The anti-aging/longevity stuff with rapamycin is basically just an interesting novelty of sorts. The enzyme pathway that rapamycin tinkers with has had a lot of research done on it. It looks like it has excellent potential for targeting/treating some neurodegenerative diseases, but there’s just too much other stuff downstream that’s effected to use it for something more broad like "anti-aging." What’s the point of getting the full benefit of exercise if the very thing that’s helping you out could also make it so you can’t heal from an injury from exercising (for just one example of a downside of a broad-acting inhibitor like rapamycin).
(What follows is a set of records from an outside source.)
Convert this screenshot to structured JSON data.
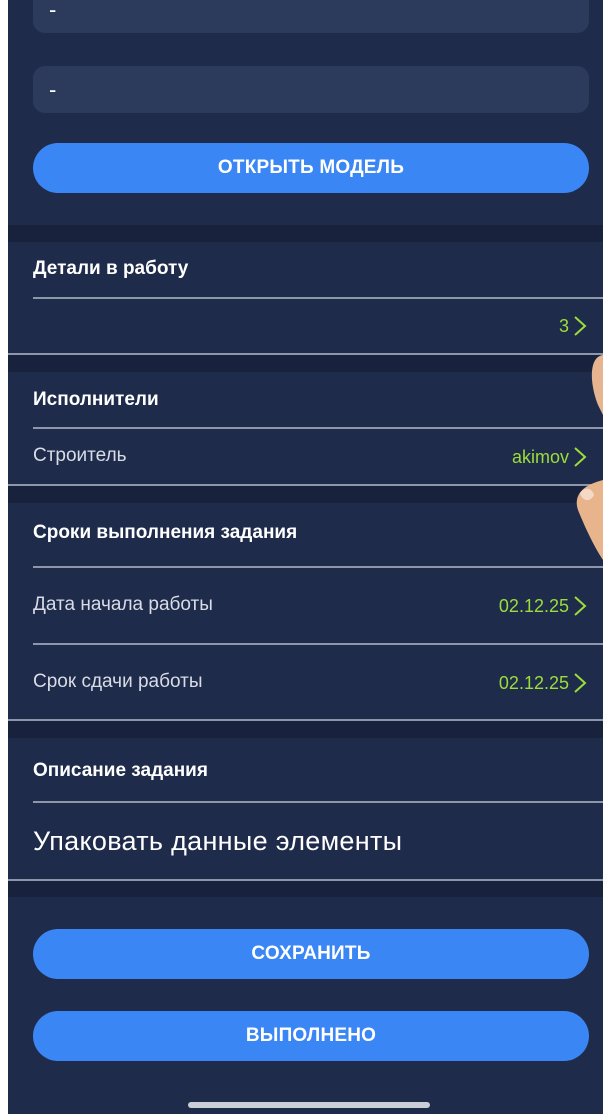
{
  "form": {
    "field1_value": "-",
    "field2_value": "-",
    "open_model_label": "ОТКРЫТЬ МОДЕЛЬ"
  },
  "parts": {
    "heading": "Детали в работу",
    "count": "3"
  },
  "performers": {
    "heading": "Исполнители",
    "builder_label": "Строитель",
    "builder_value": "akimov"
  },
  "deadlines": {
    "heading": "Сроки выполнения задания",
    "start_label": "Дата начала работы",
    "start_value": "02.12.25",
    "due_label": "Срок сдачи работы",
    "due_value": "02.12.25"
  },
  "description": {
    "heading": "Описание задания",
    "text": "Упаковать данные элементы"
  },
  "actions": {
    "save_label": "СОХРАНИТЬ",
    "done_label": "ВЫПОЛНЕНО"
  },
  "icons": {
    "chevron": "chevron-right-icon"
  },
  "colors": {
    "background": "#1f2b4a",
    "accent_button": "#3b86f5",
    "value_green": "#9bdd3a"
  }
}
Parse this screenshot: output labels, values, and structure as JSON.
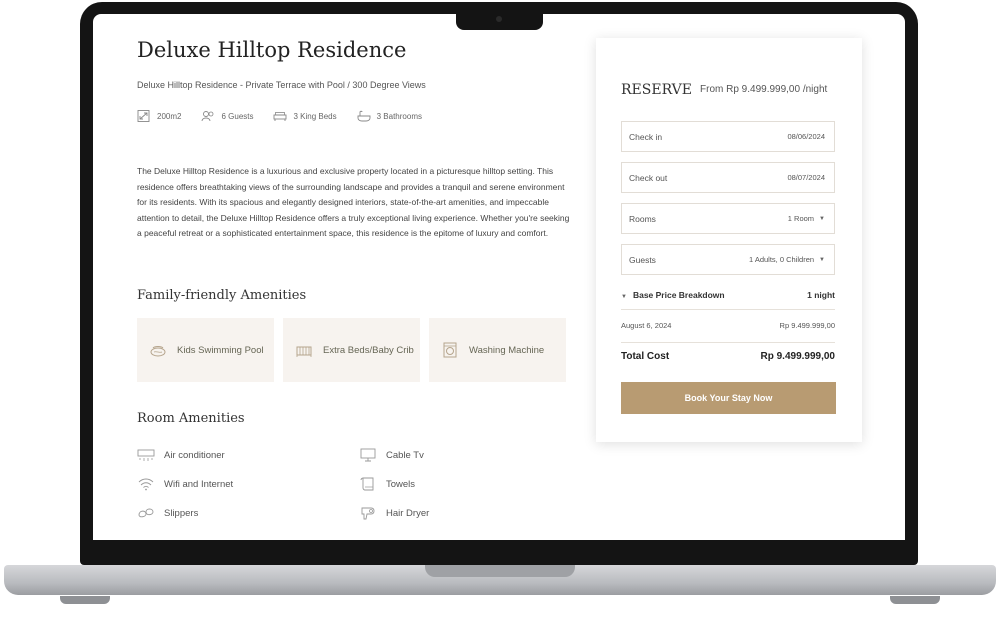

As an aside, intermittent fasting tinkers with this same pathway (I imagine most people have come across at least one news things about fasting, and living longer -- (
PDF Warning).
There’s pretty much always a tradeoff of some sort when it comes to this stuff. Along the same lines (sort of) you can tinker with IGF-1 to influence the same pathway, and you bypass the wound healing problems that could happen with rapamycin. You get the metabolism benefits, cognitive improvement, anti-depressant/anxiety (animal models), etc. On the surface, another
miracle drug. Bonus is this one is all-natural and already in our innards. But… (
dun, dun, dunnnnn) you’re then potentially super charging cancer growth.
Whenever you mess with enzymes, or hormones, or proteins, there’s usually a feedback loop that’s going to get pissy, a pathway that’s going to forget how to act, or some bizarre gymnastics the body will do to try to reach what it thinks is supposed to be its homeostasis.